Selon le site du CNRS, la fourmi du désert compte également ses pas « en intégrant la vitesse de défilement par rapport au sol mesurée optiquement par son œil. » Une nouvelle fois, Stéphane Viollet explique : « Quand on avance dans un environnement, les objets défilent sur la rétine, dit-il. La fourmi, elle, a un œil panoramique, avec sa boussole qui regarde vers le ciel et une partie ventrale, qui regarde vers le sol. » AntBot est donc équipé d’un capteur qui observe le sol. « Quand il avance, le sol défile sur la rétine de cet œil. La vitesse de défilement peut être intégrée pour obtenir une distance parcourue. À partir d’une vitesse, on calcule une distance. Mais ça, c’est le sujet de recherche de Franck, il peut vous en dire plus. » Franck Ruffier étudie ce panorama perçu par la fourmi à travers un autre robot : AntCar. Il explique que, là où un humain peut discerner chaque détail de son panorama, la fourmi a « une résolution et une sensibilité angulaire beaucoup plus grossières. » Ne prenant en compte que les « grandes masses » de son panorama, elle ne voit, en gros, que la forme d’un arbre, là où un humain peut distinguer ses feuilles et son écorce. « Elle va être sensible aux contours de ces formes, notamment avec le ciel,  précise Ruffier. Ce qu’elle perçoit, ce sont plutôt de grosses masses contrastées. » Et un robot qui ne voit que ça requiert une mémoire conséquemment moins importante qu’une machine qui distingue tous les pixels du monde.

Une alternative au GPS ?

En combinant ces deux caractéristiques issues de la fourmi du désert, les robots AntBot et AntCar pourraient mener à développer de nouveaux types de navigation. « Sur le champs de bataille ukrainien se déroule une guerre électronique terrible, reprend Stéphane Viollet.

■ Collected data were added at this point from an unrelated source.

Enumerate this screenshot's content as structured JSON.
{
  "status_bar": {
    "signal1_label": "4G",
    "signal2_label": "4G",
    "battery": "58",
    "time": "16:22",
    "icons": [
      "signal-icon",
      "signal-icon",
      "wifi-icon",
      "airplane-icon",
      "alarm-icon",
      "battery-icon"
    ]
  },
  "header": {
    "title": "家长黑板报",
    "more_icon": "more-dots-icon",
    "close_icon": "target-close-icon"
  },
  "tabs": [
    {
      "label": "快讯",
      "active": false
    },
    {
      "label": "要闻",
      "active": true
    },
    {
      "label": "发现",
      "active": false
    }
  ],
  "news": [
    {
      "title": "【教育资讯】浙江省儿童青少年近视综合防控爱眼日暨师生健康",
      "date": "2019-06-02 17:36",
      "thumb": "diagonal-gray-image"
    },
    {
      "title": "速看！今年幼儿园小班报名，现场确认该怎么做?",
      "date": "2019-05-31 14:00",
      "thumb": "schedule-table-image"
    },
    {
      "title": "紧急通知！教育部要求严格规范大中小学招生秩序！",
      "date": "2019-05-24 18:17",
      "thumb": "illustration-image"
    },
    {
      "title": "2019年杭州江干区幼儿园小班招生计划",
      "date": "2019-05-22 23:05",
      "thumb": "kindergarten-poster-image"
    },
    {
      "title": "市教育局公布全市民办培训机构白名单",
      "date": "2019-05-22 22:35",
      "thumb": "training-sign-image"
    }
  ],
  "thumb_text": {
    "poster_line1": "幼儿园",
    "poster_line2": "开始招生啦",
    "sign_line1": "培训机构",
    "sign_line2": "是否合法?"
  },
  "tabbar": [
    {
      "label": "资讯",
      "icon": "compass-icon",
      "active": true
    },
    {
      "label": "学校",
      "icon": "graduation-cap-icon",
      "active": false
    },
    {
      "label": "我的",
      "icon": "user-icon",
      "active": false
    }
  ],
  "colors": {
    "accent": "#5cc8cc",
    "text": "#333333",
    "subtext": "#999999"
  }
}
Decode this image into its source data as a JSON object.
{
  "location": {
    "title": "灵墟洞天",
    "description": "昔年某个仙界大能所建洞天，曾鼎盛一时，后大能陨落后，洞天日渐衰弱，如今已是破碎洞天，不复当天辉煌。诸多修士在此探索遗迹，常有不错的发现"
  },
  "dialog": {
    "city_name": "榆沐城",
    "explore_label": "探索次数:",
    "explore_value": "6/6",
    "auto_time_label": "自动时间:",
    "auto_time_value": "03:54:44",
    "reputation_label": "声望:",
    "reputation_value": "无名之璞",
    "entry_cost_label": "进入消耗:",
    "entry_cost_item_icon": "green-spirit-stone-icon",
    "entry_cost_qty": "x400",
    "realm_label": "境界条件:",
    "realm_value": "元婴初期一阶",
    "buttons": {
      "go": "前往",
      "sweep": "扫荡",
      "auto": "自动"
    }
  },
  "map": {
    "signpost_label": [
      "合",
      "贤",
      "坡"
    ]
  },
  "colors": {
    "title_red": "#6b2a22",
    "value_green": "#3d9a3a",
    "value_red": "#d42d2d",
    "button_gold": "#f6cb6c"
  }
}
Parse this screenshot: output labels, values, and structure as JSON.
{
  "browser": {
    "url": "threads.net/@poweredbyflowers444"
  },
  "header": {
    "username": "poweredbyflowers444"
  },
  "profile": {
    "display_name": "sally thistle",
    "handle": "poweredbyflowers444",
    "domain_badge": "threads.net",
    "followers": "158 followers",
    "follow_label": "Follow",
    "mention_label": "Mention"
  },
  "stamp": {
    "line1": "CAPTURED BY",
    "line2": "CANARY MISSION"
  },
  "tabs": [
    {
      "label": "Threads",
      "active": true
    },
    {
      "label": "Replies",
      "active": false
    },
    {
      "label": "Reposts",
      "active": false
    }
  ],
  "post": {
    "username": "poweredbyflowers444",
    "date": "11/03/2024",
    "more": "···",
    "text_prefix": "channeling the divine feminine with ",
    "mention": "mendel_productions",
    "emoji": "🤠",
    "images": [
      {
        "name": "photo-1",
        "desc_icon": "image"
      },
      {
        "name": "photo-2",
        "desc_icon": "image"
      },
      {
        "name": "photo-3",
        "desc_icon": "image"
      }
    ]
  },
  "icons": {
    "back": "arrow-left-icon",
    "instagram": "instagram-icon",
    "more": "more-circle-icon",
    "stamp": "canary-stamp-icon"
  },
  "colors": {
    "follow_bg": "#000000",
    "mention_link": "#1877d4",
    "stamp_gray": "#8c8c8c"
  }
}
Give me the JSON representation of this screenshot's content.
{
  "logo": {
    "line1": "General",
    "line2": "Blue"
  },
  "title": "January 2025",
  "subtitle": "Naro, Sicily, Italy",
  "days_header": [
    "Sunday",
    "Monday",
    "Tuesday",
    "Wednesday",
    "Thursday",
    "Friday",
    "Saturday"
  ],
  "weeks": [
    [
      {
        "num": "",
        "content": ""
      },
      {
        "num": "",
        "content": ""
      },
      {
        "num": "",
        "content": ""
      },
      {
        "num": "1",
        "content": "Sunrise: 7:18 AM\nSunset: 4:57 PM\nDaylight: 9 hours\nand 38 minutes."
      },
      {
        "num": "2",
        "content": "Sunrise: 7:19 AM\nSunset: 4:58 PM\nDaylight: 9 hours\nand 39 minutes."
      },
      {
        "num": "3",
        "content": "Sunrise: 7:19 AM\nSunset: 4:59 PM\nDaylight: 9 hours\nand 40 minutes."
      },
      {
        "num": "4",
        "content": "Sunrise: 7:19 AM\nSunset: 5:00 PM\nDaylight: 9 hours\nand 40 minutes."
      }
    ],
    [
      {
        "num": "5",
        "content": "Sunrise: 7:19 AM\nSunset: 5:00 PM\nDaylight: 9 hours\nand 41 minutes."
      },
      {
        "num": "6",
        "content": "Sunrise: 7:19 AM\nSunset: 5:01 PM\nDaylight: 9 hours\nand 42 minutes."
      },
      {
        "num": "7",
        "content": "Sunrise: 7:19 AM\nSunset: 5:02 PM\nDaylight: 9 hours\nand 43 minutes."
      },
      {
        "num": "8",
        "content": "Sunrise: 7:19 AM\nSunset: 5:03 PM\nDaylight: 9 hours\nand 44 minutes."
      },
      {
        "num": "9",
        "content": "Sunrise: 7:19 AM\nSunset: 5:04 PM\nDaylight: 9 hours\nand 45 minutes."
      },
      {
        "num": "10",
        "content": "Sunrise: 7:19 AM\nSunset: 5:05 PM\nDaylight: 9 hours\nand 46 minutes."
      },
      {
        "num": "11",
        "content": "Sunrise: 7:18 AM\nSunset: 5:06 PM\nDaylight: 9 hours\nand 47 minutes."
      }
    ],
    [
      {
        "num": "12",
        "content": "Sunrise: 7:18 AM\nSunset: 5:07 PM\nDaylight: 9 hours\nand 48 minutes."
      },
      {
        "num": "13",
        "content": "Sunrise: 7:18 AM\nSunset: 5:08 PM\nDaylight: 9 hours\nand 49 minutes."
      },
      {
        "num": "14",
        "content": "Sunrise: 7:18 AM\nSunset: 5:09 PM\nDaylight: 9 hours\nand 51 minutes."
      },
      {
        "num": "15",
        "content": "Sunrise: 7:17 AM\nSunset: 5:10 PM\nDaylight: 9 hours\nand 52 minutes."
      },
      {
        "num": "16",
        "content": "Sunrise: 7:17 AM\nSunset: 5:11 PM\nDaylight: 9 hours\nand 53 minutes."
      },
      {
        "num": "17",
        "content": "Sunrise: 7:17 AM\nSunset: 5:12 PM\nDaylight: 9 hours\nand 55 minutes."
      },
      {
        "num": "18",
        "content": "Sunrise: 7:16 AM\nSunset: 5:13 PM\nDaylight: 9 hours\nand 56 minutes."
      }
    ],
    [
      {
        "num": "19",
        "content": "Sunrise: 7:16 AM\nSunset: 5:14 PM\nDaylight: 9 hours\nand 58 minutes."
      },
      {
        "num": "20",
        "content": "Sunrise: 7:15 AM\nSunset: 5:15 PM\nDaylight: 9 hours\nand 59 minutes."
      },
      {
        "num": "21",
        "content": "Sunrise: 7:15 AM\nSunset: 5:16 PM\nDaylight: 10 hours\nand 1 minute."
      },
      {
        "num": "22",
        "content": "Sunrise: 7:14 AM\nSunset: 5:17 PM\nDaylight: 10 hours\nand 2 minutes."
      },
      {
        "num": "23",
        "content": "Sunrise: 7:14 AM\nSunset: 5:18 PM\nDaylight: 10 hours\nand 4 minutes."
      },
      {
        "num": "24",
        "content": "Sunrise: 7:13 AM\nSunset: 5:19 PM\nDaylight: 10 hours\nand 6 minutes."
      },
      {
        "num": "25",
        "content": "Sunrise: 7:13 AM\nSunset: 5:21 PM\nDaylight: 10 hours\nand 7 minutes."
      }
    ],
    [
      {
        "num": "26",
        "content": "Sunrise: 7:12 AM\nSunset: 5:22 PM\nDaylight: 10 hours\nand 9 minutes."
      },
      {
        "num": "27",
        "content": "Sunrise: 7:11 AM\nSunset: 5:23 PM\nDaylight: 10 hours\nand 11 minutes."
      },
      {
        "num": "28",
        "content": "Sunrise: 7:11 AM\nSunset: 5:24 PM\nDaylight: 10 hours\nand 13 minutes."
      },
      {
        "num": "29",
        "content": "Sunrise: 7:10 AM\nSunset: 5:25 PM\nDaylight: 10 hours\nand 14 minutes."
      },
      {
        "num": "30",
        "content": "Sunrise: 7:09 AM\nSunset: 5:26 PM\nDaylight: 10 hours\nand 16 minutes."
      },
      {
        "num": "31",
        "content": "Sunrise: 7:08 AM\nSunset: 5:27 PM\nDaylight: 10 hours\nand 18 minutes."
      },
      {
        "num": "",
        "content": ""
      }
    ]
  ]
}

Les signaux GPS sont très brouillés. C’est quasiment impossible d’utiliser un GPS. De toute façon, partout où l’on est, un GPS peut être brouillé. » Et, comme chacun sait, il n’existe aucun système de GPS ou de GNSS (Géolocalisation et Navigation par un Système de Satellites, ndlr) disponible sur la totalité de la planète. Il suffit de s’aventurer sur une route de campagne pour que le GPS passe mal. Grâce aux méthodes de la Cataglyphis, les chercheurs envisagent donc un système de navigation alternatif, « qui, en regardant le ciel, estimerait la position du soleil, complète Viollet. Même s’il est caché, obstrué par des bâtiments ou un manteau nuageux, en regardant les motifs de lumière polarisée, on peut se géolocaliser sur Terre. » Il faudra simplement quelques années de recherches pour obtenir un système de navigation qui mène plus loin que les quelques centaines de mètres que parcoure la fourmi du désert.